Die Puppenbühne »Theater des Lachens« in Frankfurt (Oder) begeht im laufenden Jahr ihr 25-jähriges Jubiläum. Mit der Inszenierung »Don Quichote« habe man es bis nach Spanien gebracht, in die Herkunftslandschaft der Figur des Ritters La Mancha. Das Ensemble sah sich dort als Botschafter für die Stadt Frankfurt (Oder), aber auch für das Land Brandenburg, sagte Theatermann Björn Langhans.

Theater muss man sich heute leisten können. Das gilt nicht nur für die Zuschauer, sondern auch für die Schauspieler. Natürlich werden Förderanträge häufig abgelehnt. »Wir hoffen auf eine langfristige Finanzierung«, sagte Dramaturgin Kettner. »Wir arbeiten am unteren Lohnniveau«, bestätigte Langhans. Ihm zufolge spornt das allerdings die Kreativität an. Nur mit hochwertiger Arbeit könnten sich Künstler sozusagen sehen lassen und sich weitere Einkommensmöglichkeiten erschließen.

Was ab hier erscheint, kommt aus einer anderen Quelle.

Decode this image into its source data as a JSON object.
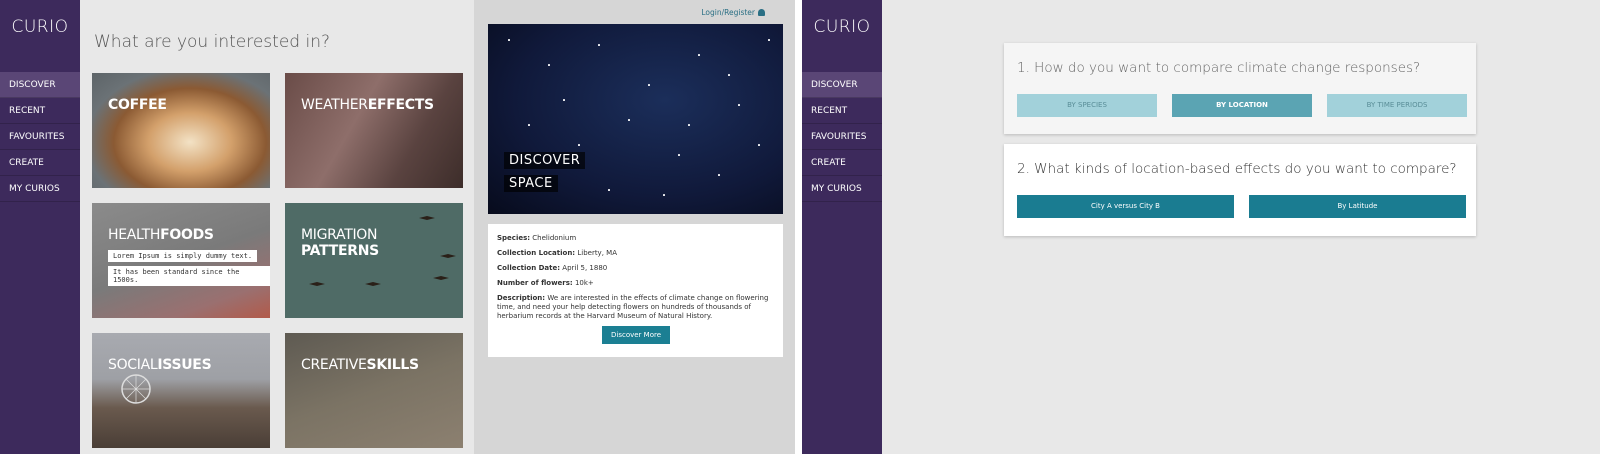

Verbandsvorsitzende Chwalisz blickte vergleichend auf die Bedingungen an den staatlich geführten großen Häusern und verwies auf das anzustrebende Ziel »gleicher Lohn für gleiche Arbeit«. Dennoch sei das Verhältnis zu den privilegierten Bühnen gut, schätzte sie auf die Frage hin ein, ob hier eine Konkurrenzsituation und der Kampf um die Zuschauer bestimmend seien. »Die künstlerische Auseinandersetzung findet auf der Bühne statt. Und da brauchen wir uns nicht zu verstecken.«

Im Land Brandenburg erhalten sechs freie Theater einen Jahreszuschuss von insgesamt 770 000 Euro, darunter die Potsdamer Truppe Poetenpack. Zusätzlich fließen 230 000 Euro in die Projektforderung von elf weiteren Bühnen. Im laufenden Jahr sei diese Summe noch einmal um 350 000 Euro aufgestockt worden, erläuterte Ministerin Münch. Sie lehnte es ab, die staatlich subventionierte und die freie Schauspielkunst gegeneinander auszuspielen. »Das ergänzt sich.« Das »Reich« der freien Künste sei der Marktplatz in Orten, »wo es keine feste Bühne gibt«.

Die Landtagsabgeordnete Marie Luise von Halem (Grüne) lobte, die Ministerin bewege sich »in die richtige Richtung«. Die Erhöhung der Zuschüsse für die freien Theater um 350 000 Euro »sollte aber nur der erste Schritt sein«, meinte von Halem. Sie verwies auf den Vorschlag ihrer Fraktion, die Förderung um zwei Millionen Euro aufzustocken.